Anything lighter is the exercise equivalent of an underdosed medication. It might look right on but it doesn’t trigger the biological change we need to maintain muscle mass and independence.


The Case for Power Training


Power training, moving weights quickly at 60–80% of 1RM, trains the rapid reactions needed to recover from trips or stumbles. Combined with progressive resistance, it builds not just muscle but real-world mobility and confidence.


Smiling woman with short hair works out on gym equipment, wearing a blue shirt. Dumbbells visible in the foreground. Bright setting.

 

Exercise Can Outperform Medication


One of the most powerful findings in recent years is that exercise can rival or outperform medication for depression, anxiety and insomnia in older adults.

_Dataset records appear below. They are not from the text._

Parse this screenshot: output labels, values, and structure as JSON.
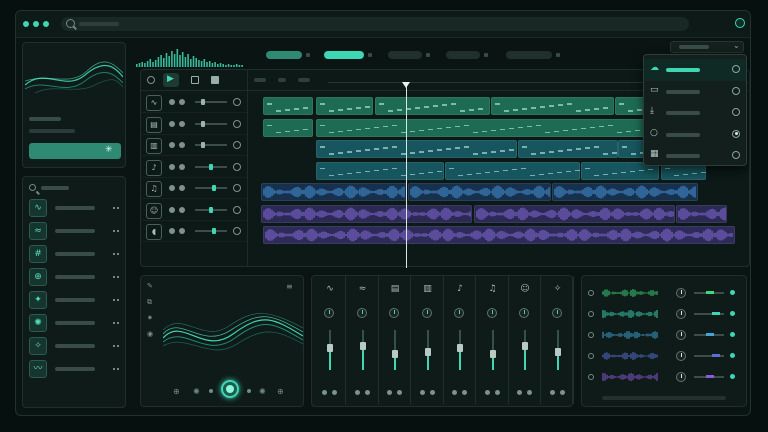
{
  "theme": {
    "accent": "#3fd6b3",
    "bg": "#0a1513",
    "green_clip": "#1d6b52",
    "teal_clip": "#17565e",
    "blue_clip": "#17304e",
    "purple_clip": "#2a2a54"
  },
  "window": {
    "controls": [
      "close-dot",
      "minimize-dot",
      "maximize-dot"
    ]
  },
  "search": {
    "placeholder": ""
  },
  "transport": {
    "buttons": [
      "record",
      "play",
      "loop",
      "stop"
    ]
  },
  "tracks": [
    {
      "icon": "waveform-icon",
      "glyph": "∿"
    },
    {
      "icon": "synth-icon",
      "glyph": "▤"
    },
    {
      "icon": "keyboard-icon",
      "glyph": "▥"
    },
    {
      "icon": "guitar-icon",
      "glyph": "♪"
    },
    {
      "icon": "microphone-icon",
      "glyph": "♫"
    },
    {
      "icon": "group-icon",
      "glyph": "☺"
    },
    {
      "icon": "voice-icon",
      "glyph": "◖"
    }
  ],
  "library": {
    "items": [
      {
        "icon": "wave-icon",
        "glyph": "∿"
      },
      {
        "icon": "wave-icon",
        "glyph": "≈"
      },
      {
        "icon": "grid-icon",
        "glyph": "#"
      },
      {
        "icon": "target-icon",
        "glyph": "⊕"
      },
      {
        "icon": "star-icon",
        "glyph": "✦"
      },
      {
        "icon": "burst-icon",
        "glyph": "✺"
      },
      {
        "icon": "spark-icon",
        "glyph": "✧"
      },
      {
        "icon": "wave-icon",
        "glyph": "〰"
      }
    ]
  },
  "mixer": {
    "channels": [
      {
        "icon": "waveform-icon",
        "glyph": "∿",
        "level": 0.55
      },
      {
        "icon": "wave-icon",
        "glyph": "≈",
        "level": 0.6
      },
      {
        "icon": "synth-icon",
        "glyph": "▤",
        "level": 0.4
      },
      {
        "icon": "keyboard-icon",
        "glyph": "▥",
        "level": 0.45
      },
      {
        "icon": "guitar-icon",
        "glyph": "♪",
        "level": 0.55
      },
      {
        "icon": "microphone-icon",
        "glyph": "♫",
        "level": 0.4
      },
      {
        "icon": "group-icon",
        "glyph": "☺",
        "level": 0.6
      },
      {
        "icon": "spark-icon",
        "glyph": "✧",
        "level": 0.45
      }
    ]
  },
  "dropdown": {
    "items": [
      {
        "icon": "cloud-icon",
        "glyph": "☁",
        "selected": false,
        "highlight": true
      },
      {
        "icon": "comment-icon",
        "glyph": "▭",
        "selected": false,
        "highlight": false
      },
      {
        "icon": "download-icon",
        "glyph": "⤓",
        "selected": false,
        "highlight": false
      },
      {
        "icon": "circle-icon",
        "glyph": "○",
        "selected": true,
        "highlight": false
      },
      {
        "icon": "calendar-icon",
        "glyph": "▦",
        "selected": false,
        "highlight": false
      }
    ]
  },
  "fx_rows": [
    {
      "color": "#3fd67d"
    },
    {
      "color": "#3fd6b3"
    },
    {
      "color": "#3fa6d6"
    },
    {
      "color": "#5a6fd6"
    },
    {
      "color": "#8a5ad6"
    }
  ]
}
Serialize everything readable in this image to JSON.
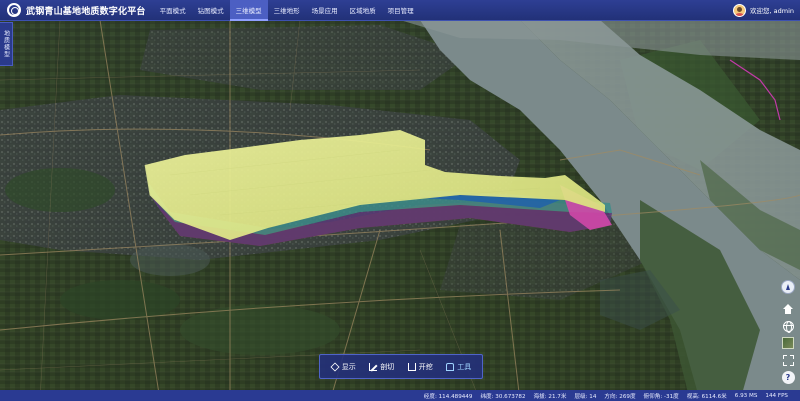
{
  "app": {
    "title": "武钢青山基地地质数字化平台"
  },
  "nav": {
    "items": [
      {
        "label": "平面模式",
        "active": false
      },
      {
        "label": "钻图模式",
        "active": false
      },
      {
        "label": "三维模型",
        "active": true
      },
      {
        "label": "三维地形",
        "active": false
      },
      {
        "label": "场景应用",
        "active": false
      },
      {
        "label": "区域地质",
        "active": false
      },
      {
        "label": "项目管理",
        "active": false
      }
    ]
  },
  "user": {
    "welcome": "欢迎您, admin"
  },
  "side_tab": {
    "label": "地质模型"
  },
  "right_tools": {
    "icons": [
      "compass-icon",
      "home-icon",
      "globe-icon",
      "layer-thumbnail-icon",
      "fullscreen-icon",
      "help-icon"
    ],
    "help_label": "?"
  },
  "toolbar": {
    "show_label": "显示",
    "cut_label": "剖切",
    "dig_label": "开挖",
    "tool_label": "工具",
    "active": "工具"
  },
  "status": {
    "longitude": "经度: 114.489449",
    "latitude": "纬度: 30.673782",
    "altitude": "海拔: 21.7米",
    "level": "层级: 14",
    "heading": "方向: 269度",
    "pitch": "俯仰角: -31度",
    "view_height": "视高: 6114.6米",
    "frame_time": "6.93 MS",
    "fps": "144 FPS"
  },
  "colors": {
    "topbar": "#2e3f94",
    "active_nav": "#4c5fc3",
    "model_top": "#e9f08c",
    "river": "#7e8b8c",
    "statusbar": "#2a3a92"
  }
}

While psychotropic drugs can cause side effects such as sedation, cognitive decline or increased fall risk, exercise has the opposite effect, it boosts mood, improves mental clarity and strengthens physical stability at the same time.


For those living with both depression and osteoporosis, resistance training treats both conditions simultaneously. It builds bone density while improving mood and self-efficacy, often matching or exceeding the benefits of antidepressant medication.


In short: exercise is not only physical medicine, it’s neurochemical medicine too.



Preventing “Intensity Drift”: Why Ongoing Monitoring Matters


Every clinician knows to review medication doses over time. Exercise needs the same approach.


As a person gets stronger, the same weights become easier and the exercise loses its therapeutic effect. This is known as intensity drift.


To prevent it:

  • Reassess strength (1RM) every 2–4 weeks

  • Adjust the load to maintain challenge

  • Use the perceived effort scale (15–18) to guide daily effort


When exercise is measured, tracked and adjusted, it becomes true therapy, not just movement.

 


The Future of Ageing Care


The message from global experts is clear: exercise is the most potent therapy for healthy ageing and longevity.


Low-intensity, generic exercise plans are the equivalent of underdosing a life-saving medication.Instead, individualised, progressive exercise prescriptions, based on measurable strength, balance and endurance, should become the standard of care for every older adult.


The challenge isn’t discovering what works. It’s applying it with precision.

 


Final Thought


Healthy ageing isn’t about doing more, it’s about doing the right things, in the right order, at the right intensity. Exercise is not just a path to fitness. It’s medicine for body, mind and longevity.